Assessing the damage

Police have been using an armored vehicle to reach areas heavily damaged by Hurricane Sandy. (John Kovach Photo)

Police have been using an armored vehicle to reach areas heavily damaged by Hurricane Sandy. (John Kovach Photo)

With more than 40% of Fairfield still in the dark Friday, First Selectman Michael Tetreau offered an invitation.

“I’ve invited the president of UI here,” Tetreau said, to hear first-hand from his customers.

There has been no reply, Tetreau told those gathered at First Church, Congregational on Beach Road Friday afternoon.

As of 8 p.m. Friday, Nov. 2, the number of Fairfield homes and businesses hovered around 40%.

There were 66 power crews in Fairfield Friday, the most since Sandy pummeled town from the beach to the woods on Monday, Oct. 29.

As of Friday, 672 structures have been examined around the beach area, with 500 sustaining minimum damage, 87 sustaining moderate damage, 64 sustaining severe damage and 26 condemned.
The number of houses condemned will rise, according to town officials.

Fire Chief Richard Felner said Friday efforts were still focusing on making areas of town safe. There were still 371 trees and wires down.

“We want to make sure it’s not dangerous,” he said.

Dangerous situations have arisen as crews work to restore power. One man in the audience Friday asked why power was restored on Rowland Road, only for UI to turn it back off a short time later.

The crew from Georgia that turned power back on, Tetreau said, was not authorized to do so, and sent electricity into wires that were still down in ponds of water in areas where rescuers were walking.

Responders continue to visit each house, looking for people and to check for water damage and gas leaks before power is restored. If potential hazards are found, meters are removed, and power will be restored only when a private electrician makes repairs.

Efforts to pump water from the beach area have been succeeding, and residents near the water may be able to inspect their homes Saturday, officials said.

Residents expressed a desire to see their houses as soon as possible, as forecasts hint at a Nor’easter the middle of next week.

Police Chief Gary MacNamara said officials are in both disaster management mode and preparation mode with an eye on the forecast.

Temperatures are also dropping, and as the time without lights and heat drags on, more of those who chose to stay are asking to be rescued from their homes.

Police and National Guard troops are patrolling evacuated areas to protect houses. Thursday night, several houses in the northern part of town were burglarized, a crime MacNamara said was found by a police patrol, which have been doubled since the storm.
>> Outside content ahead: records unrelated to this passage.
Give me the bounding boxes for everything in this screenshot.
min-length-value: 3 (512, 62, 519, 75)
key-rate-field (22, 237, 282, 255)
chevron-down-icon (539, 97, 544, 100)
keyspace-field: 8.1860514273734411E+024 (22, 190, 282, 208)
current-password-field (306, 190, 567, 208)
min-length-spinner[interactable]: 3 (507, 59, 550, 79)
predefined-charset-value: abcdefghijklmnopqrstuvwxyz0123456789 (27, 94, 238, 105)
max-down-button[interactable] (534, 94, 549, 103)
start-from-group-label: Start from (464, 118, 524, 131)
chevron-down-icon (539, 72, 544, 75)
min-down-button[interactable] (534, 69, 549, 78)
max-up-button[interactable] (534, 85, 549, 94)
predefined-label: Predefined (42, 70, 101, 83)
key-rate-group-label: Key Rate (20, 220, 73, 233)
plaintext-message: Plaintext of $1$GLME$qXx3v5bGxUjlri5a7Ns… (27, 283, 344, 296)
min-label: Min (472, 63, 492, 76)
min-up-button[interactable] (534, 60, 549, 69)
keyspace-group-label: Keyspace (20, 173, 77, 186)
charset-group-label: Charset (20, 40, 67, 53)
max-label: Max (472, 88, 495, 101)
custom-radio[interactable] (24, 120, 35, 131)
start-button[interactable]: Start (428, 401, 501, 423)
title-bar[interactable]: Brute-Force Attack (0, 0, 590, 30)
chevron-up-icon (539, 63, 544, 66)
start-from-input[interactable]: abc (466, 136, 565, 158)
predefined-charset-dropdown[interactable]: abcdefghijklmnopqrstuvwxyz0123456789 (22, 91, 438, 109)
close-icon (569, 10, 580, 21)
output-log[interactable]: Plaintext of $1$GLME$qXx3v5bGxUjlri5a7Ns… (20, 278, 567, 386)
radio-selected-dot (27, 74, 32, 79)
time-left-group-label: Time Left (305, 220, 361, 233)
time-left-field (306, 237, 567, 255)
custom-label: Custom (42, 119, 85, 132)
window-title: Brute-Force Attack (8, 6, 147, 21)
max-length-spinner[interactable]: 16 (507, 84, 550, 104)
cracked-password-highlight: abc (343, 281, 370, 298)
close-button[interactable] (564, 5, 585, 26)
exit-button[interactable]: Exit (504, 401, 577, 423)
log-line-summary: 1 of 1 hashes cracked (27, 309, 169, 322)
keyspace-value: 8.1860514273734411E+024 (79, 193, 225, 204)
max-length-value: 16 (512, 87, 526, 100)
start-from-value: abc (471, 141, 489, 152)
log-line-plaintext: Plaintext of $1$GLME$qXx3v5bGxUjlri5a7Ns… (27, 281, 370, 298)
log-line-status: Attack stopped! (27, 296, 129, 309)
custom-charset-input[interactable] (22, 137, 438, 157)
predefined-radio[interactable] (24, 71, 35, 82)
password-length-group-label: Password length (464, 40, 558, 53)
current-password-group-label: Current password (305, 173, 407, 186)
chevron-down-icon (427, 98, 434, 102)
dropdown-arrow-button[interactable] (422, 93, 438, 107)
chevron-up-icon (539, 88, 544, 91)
Checkpoints are controlling who may visit the beach area. Residents, who must show ID, can take a contractor to inspect the damage in some parts. West of Reef Road, where houses were washed away, there remains no access.

Water still covers some of Fairfield Beach Road. Sand covers other stretches. Some portions have washed away, Asst. Fire Chief Scott Bisson said.

Military vehicles have been used to take residents for brief tours of their homes. MacNamara said he was hopeful that by Saturday some would be allowed to visit.

Public Works continues to pump water from the beach area. Director Joseph Michelangelo said sand on roads will be removed, but residents will have to remove sand from private property.

Beach residents can put damaged items at roadside for pickup, which will begin Monday. Michelangelo said there is no need to worry about missing the date, as crews will remove trash until it is gone.

Brush pickup is also set to begin. Branches and limbs can be left at street side, but Tetreau cautioned against blocking roads.

The shelter at Roger Ludlowe is being transitioned to an overnight facility, 8 p.m. to 8 a.m., rather than a 24-hour refuge.

The Transfer Station and Green Cycle will be open all weekend, and both branches of the Fairfield Library will be open with expanded hours this weekend.